MP: Acho que precisamos continuar denunciando a cumplicidade do aparato
estatal com os caciques. Essa relação que se forjou ali, de arrogância e
repressão contra a comunidade. Precisamos continuar trazendo à luz a
situação de injustiça que nossa comunidade está vivenciando,
compartilhando informações no rádio, com os projetos de mídia que vocês
têm, com as diferentes formas que vocês utilizam. Claro, não podemos
dizer a todos o que fazer, certo? Somos companheiros e cada um tem suas
próprias formas de luta. Mas precisamos deixar claro que estamos lutando
contra um aparato estatal em Oaxaca e no México que atua em conluio com
os caciques da nossa comunidade, que exploram o rio. Acho que esse é o
ponto principal. Precisamos denunciar a repressão sistemática que nossa
comunidade sofreu, os encarceramentos que sofremos, o deslocamento e os
danos que nossa comunidade sofreu em seu tecido social. E vocês têm suas
próprias maneiras de fazer isso. Vocês são todos muito inteligentes,
improvisam e têm suas próprias estratégias.
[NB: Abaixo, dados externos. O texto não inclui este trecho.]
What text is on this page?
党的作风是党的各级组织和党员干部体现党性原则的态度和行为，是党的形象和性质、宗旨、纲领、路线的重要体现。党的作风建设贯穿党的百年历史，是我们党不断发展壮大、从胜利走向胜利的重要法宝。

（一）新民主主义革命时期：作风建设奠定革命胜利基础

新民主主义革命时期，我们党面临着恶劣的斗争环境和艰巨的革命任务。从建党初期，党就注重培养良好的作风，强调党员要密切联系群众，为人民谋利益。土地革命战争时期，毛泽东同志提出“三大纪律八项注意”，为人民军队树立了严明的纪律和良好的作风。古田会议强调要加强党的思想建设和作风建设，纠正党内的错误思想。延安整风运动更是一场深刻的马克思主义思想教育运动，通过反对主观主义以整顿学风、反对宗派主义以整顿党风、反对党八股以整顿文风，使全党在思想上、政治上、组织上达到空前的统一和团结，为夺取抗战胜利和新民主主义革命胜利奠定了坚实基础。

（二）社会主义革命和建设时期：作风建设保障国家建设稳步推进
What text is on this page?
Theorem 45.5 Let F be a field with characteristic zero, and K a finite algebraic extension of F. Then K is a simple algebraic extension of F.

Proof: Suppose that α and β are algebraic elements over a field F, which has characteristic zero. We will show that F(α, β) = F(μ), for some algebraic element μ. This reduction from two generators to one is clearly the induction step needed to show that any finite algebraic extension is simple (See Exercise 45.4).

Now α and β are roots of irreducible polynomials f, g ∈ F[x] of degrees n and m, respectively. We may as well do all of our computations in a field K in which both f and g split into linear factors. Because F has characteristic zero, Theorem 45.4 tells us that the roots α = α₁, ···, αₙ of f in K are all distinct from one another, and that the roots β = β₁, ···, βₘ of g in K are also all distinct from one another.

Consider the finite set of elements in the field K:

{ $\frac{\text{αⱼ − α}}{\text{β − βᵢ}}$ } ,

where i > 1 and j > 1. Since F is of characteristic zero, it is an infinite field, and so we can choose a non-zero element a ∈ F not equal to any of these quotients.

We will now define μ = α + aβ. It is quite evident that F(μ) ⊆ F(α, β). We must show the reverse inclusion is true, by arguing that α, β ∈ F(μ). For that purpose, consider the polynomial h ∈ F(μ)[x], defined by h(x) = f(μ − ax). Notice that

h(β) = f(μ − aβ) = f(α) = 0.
Gostaria de acrescentar mais alguma coisa? Alguma consideração final
para esta entrevista?
MP: Bem, obrigado a todos que estão ouvindo ou lendo isto. Gostaria
também de enviar meus mais sinceros pêsames aos nossos companheiros que
estão na prisão, e também aos que estão foragidos, encorajando-os a se
manterem fortes e a continuarem lutando.
Obrigado, Miguel, por este espaço para compartilhar essas ideias.
Aguardaremos a decisão do tribunal. Um grande abraço para você.
Esperamos que isso também ajude, de alguma forma, a quebrar o ciclo de
perseguição e a estabelecer comunicação e diálogo. Esperamos também que
você sinta o amor e a solidariedade de todos os companheiros que estão
aqui e que continuam acompanhando seu caso. Obrigado novamente, Miguel.